Далеко в стране Колымской, или Золотодобытчики - страница 48
– Хоть бы лампочки помощней вкрутили, – зло сказал Стас.
– Я, думаю, ты и в темноте ложку мимо рта не пронесёшь,– съязвил Смирнов, который любил подкалывать Стаса, любителя приврать и преувеличить.
– Ложку-то и ты не пронесешь мимо рта, а вот таракашек можешь наесться, съешь и не заметишь.
– Я тебе Стас, о тараканах не говорил, а от одного ничего страшного не будет, китайцы вон едят всё, что шевелиться.
– Я же тебе не китаец и тараканов не ем, понял?
– Ну, как? Выспался?– спросила Полина
– Отлично, – ответил Владимир.
– Дружить будем?
– Где?
– Там же, я баню протопила.
– А я часы взял, взял свечек. Ты спала?
– Поспала.
– С таким помощником работать легко,– заметила Нина, когда они уходили. Сама она осталась, надо думать, дожидаться своего Виктора, который, всё еще думал, что о его романе с Ниной никто не знал, хотя всё село их уже поженило. Любой колхозник мог показать на Виктора как на мужа приезжей поварихи, не зная его ни имени, ни фамилии.

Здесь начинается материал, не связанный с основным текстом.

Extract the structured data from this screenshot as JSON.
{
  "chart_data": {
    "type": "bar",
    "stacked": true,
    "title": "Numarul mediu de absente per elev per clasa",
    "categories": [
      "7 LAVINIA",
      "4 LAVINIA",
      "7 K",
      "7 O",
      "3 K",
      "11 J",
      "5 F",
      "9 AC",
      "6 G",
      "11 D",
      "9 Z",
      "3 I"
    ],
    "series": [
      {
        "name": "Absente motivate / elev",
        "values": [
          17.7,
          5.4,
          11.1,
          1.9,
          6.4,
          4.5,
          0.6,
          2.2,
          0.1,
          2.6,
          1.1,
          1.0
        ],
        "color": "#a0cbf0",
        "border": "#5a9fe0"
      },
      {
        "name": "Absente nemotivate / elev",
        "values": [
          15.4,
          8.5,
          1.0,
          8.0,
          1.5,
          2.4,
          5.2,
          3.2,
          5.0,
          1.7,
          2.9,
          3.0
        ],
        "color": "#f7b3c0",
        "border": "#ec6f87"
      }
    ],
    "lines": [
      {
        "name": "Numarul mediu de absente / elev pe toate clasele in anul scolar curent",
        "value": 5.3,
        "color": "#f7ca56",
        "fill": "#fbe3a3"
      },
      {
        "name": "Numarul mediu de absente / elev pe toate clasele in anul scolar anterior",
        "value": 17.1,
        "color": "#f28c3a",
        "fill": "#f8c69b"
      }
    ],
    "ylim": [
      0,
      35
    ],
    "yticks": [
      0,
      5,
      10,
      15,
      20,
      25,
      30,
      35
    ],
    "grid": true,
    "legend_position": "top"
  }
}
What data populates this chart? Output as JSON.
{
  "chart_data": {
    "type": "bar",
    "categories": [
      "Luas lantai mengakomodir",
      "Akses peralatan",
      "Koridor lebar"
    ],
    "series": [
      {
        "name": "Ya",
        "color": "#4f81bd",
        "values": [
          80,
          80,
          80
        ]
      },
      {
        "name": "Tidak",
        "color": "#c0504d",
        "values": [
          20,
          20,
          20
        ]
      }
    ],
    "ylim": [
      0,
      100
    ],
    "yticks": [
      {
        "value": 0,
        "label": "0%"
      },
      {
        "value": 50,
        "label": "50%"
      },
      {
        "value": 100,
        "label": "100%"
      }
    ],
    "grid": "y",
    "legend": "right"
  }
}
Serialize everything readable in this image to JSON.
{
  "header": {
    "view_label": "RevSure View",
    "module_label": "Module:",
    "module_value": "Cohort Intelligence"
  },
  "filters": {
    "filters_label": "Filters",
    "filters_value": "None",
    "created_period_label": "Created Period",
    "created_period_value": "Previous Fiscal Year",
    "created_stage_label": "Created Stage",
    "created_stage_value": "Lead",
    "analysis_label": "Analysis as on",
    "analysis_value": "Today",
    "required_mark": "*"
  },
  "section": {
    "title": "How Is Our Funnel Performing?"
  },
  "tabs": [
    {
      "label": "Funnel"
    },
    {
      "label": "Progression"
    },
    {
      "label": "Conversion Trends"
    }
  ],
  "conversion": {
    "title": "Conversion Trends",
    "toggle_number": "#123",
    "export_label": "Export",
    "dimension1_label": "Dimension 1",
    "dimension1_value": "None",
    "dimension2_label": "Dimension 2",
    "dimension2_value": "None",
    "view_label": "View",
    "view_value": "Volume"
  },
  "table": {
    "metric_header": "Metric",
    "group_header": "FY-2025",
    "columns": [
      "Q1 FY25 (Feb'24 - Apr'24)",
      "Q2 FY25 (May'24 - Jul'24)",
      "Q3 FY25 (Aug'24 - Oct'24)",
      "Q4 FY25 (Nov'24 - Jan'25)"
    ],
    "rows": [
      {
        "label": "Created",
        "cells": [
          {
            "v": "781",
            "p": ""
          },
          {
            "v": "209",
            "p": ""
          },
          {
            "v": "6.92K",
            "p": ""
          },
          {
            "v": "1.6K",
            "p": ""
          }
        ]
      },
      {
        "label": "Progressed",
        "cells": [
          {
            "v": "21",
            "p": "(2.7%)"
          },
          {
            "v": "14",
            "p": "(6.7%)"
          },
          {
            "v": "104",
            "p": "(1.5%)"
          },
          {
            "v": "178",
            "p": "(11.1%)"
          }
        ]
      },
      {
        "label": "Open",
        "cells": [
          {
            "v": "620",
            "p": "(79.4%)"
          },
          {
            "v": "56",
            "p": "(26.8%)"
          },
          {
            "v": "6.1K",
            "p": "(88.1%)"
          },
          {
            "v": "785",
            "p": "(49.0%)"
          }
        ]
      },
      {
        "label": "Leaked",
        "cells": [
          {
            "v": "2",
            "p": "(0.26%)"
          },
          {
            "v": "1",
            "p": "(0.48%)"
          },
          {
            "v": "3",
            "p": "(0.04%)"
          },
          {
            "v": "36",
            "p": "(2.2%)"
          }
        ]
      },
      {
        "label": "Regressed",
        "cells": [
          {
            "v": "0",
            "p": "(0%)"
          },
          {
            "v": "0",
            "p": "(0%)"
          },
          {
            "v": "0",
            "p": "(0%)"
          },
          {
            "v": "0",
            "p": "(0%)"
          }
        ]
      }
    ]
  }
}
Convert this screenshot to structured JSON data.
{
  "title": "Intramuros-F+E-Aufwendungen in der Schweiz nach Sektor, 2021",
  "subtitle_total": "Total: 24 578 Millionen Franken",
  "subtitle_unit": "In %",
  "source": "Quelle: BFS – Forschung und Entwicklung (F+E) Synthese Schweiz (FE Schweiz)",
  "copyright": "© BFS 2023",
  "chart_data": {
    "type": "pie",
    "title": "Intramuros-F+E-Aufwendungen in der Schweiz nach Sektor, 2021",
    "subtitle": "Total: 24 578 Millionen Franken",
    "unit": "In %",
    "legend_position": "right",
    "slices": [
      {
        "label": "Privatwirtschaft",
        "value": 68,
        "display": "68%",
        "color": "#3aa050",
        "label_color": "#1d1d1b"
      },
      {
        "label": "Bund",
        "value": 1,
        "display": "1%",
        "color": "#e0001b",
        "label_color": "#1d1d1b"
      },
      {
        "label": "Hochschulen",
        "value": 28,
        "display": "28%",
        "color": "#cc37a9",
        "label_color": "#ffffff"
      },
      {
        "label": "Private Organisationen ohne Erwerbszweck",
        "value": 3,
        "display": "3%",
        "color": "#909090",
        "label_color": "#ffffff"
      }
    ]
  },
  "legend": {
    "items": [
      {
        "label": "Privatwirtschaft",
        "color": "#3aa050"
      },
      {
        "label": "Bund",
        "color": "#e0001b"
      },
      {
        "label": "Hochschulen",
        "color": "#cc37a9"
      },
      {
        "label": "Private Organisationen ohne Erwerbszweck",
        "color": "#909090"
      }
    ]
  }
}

– Хотела устроить баню, но всё будет мокрым, поэтому воды нагрела совсем не много, только ополоснуться.
Подошли к хатке бабки, у которой квартировала Полина: – Ты подожди, я бабке сахар занесу, пусть чая с сахаром попьёт. Вернулась быстро и они пошли в баньку.
– Бабка говорит,– веди его в хату, мол, Нинка твоя подружка живёт с таким же студентом, но мне неудобно, бабка плохо спит, долго ворочается, а при свидетелях всё это уже не то?
– Так, Поля, так. Вообще-то свидания в бане романтичны, долго помнить будем.
– А что, тебе не нравится в бане?
– За неимением барыни, служанка сходит, за неимением дворца и баня хорошее место, особенно если она протоплена.
Деревянкин ушёл на фронт в 1943 году и успел навоеваться. Чёрный попал в Германию в конце войны, служба его прошла при штабе танкового полка и он больше знал немочек, чем что-то другое. Сан Саныч насмотрелся на жизнь немцев и, когда рассказывал, то если бы рассказывал кто-то другой, то можно было и не поверить.
– У немцев скотина живёт лучше, чем советский студент. В коровнике у них такая чистота, какой здесь в избах у некоторых хозяек нету, у нас ферму нос за версту чует, а там зашёл и не поверил, что коровы содержаться, чисто, светло, тепло. Стоят буренки и жуют жвачку, захотела пить, мордой ткнула в поплавок, налилась вода, морду подняла, вода перестала течь, не успела кучу навалить, как тут же скотник убрал и смыл, коровы дородные, чистые, ухоженные, а у нас вся заcрaна, посмотришь и молока пить не захочешь. В каждом доме ватерклозет, в каждом доме ванна, если вода горячая не подаётся централизованно из котельной, то стоит колонка, в которой за считанные минуты вода подогревается и мойся сколько хочешь, спят в разных спальнях родители и дети, причём дочери отдельно от сыновей. Кругом асфальт, перед домом асфальт моют, ни грязи, ни мусора. А честность просто удивительная. Подоят коров, нальют бидоны и выставляют или за ворота, или у дороги. Едет сборщик молока, полные забирает, тару оставляет, в таре оставляет квитанции о приёмке и уезжает. У нас бы и бидоны стащили, не только молоко.
– А что же они, если такие умные и богатые, пошли на нас войной?
– Земли мало, богатств в земле мало, а Гитлер хотел мирового господства, да и думал, что в войну вступит Япония, а Америка и Англия останутся нейтральными, вот и пошёл на нас. Я на фронт попал, когда мы уже начали наступать. Наступление, парни, нам доставалось дорого. Много ребят осталось и в нашей земле и за пределами Союза. Война – это, ребята, страшная штука, привыкнуть нормальному человеку к войне нельзя, мне она до сих пор снится, до сих пор я воюю. А жили фaшиcтики, ребята, очень хорошо, но, как говорят блатные, фраера жадность сгубила.